Statistical physics seems to be an unlikely frontier of biomedical informatics and precision medicine. The goal of this talk is to introduce new concepts and computational methods from complex systems, which may be useful in “unpacking” big data, such as multichannel sleep recordings, and for extracting hidden information from time series derived from wearable devices. I will also talk about complex signals informatics in the context of open-source science.

October 17, 2016 - Tamara Broderick, MIT

Tamara Broderick
ITT Career Development Assistant Professor
Massachusetts Institute of Technology

Fast Quantification of Uncertainty and Robustness with Variational Bayes

In Bayesian analysis, the posterior follows from the data and a choice of a prior and a likelihood. These choices may be somewhat subjective and reasonably vary over some range. Thus, we wish to measure the sensitivity of posterior estimates to variation in these choices. While the field of robust Bayes has been formed to address this problem, its tools are not commonly used in practice—at least in part due to the difficulty of calculating robustness measures from MCMC draws. We demonstrate that, by contrast to MCMC, variational Bayes (VB) techniques are readily amenable to robustness analysis.
Since VB casts posterior inference as an optimization problem, its methodology is built on the ability to calculate derivatives of posterior quantities with respect to model parameters. We use this insight to develop local prior robustness measures for mean-field variational Bayes (MFVB), a particularly popular form of VB due to its fast runtime on large data sets. A potential problem with MFVB is that it has a well-known major failing: it can severely underestimate uncertainty and provides no information about covariance. We generalize linear response methods from statistical physics to deliver accurate uncertainty estimates for MFVB—both for individual variables and coherently across variables. We call our method linear response variational Bayes (LRVB).
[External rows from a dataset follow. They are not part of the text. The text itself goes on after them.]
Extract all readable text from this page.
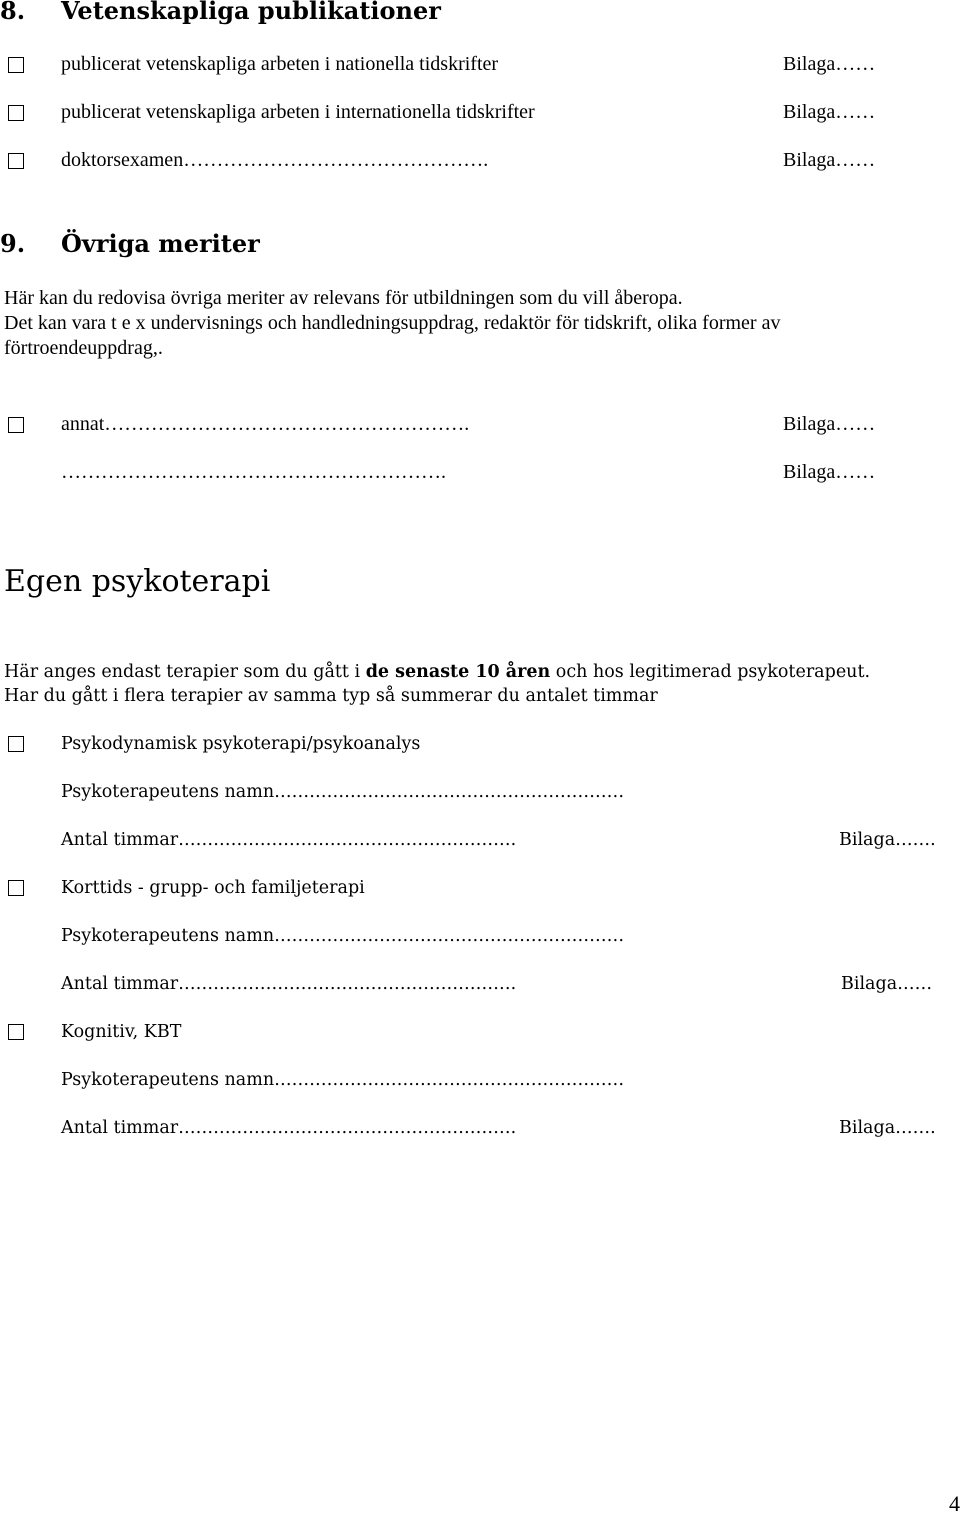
8. Vetenskapliga publikationer
publicerat vetenskapliga arbeten i nationella tidskrifter	Bilaga……
publicerat vetenskapliga arbeten i internationella tidskrifter	Bilaga……
doktorsexamen……………………………………….	Bilaga……
9. Övriga meriter
Här kan du redovisa övriga meriter av relevans för utbildningen som du vill åberopa.
Det kan vara t e x undervisnings och handledningsuppdrag, redaktör för tidskrift, olika former av
förtroendeuppdrag,.
annat……………………………………………….	Bilaga……
………………………………………………….	Bilaga……
Egen psykoterapi
Här anges endast terapier som du gått i de senaste 10 åren och hos legitimerad psykoterapeut.
Har du gått i flera terapier av samma typ så summerar du antalet timmar
Psykodynamisk psykoterapi/psykoanalys
Psykoterapeutens namn……………………………………………………
Antal timmar………………………………………………….	Bilaga…….
Korttids - grupp- och familjeterapi
Psykoterapeutens namn……………………………………………………
Antal timmar………………………………………………….	Bilaga……
Kognitiv, KBT
Psykoterapeutens namn……………………………………………………
Antal timmar………………………………………………….	Bilaga…….
4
October 3, 2016 - Michael Baym, HMS

Michael Baym
Research Fellow in Systems Biology
Kishony Lab, Harvard Medical School

Evolutionary strategies to combat antibiotic resistance

Antibiotics are among the most important tools in medicine, but today their efficacy is threatened by the evolution of resistance. While resistance continues to spread, the development of new antibiotics is slowing. We need new strategies to delay or reverse the course of resistance evolution. In this talk I will describe several approaches to studying and manipulating resistance evolution in detail. Using a new experimental device, we have been able to study previously elusive aspects of the evolution of antibiotic resistance in spatial environments. Second, I will show how increasing the scale of experiments allows both the discovery of new avenues of attack and potential failure modes of evolutionary interventions. I will conclude with the algorithmic and biological challenges in the practical application of these approaches.

September 19, 2016 - Jukka-Pekka Onnela, HSPH

Jukka-Pekka Onnela
Assistant Professor of Biostatistics
Harvard T.H. Chan School of Public Health

Digital Phenotyping: Concept and Early Pilot Studies

We have defined the term “digital phenotyping” as smartphone-based moment-by-moment quantification of the individual-level human phenotype. As part of our efforts in this area, we have introduced a scalable research platform that enables us to customize the associated smartphone applications to collect large amounts of different kinds of social and behavioral data. This approach opens up some intriguing scientific opportunities in the biomedical sciences, but it also presents several interesting challenges for statistical learning. I will talk about the general concept of digital phenotyping and how we are currently using it in various pilot studies. I will also share some of our early results and highlight some data analytic and statistical challenges.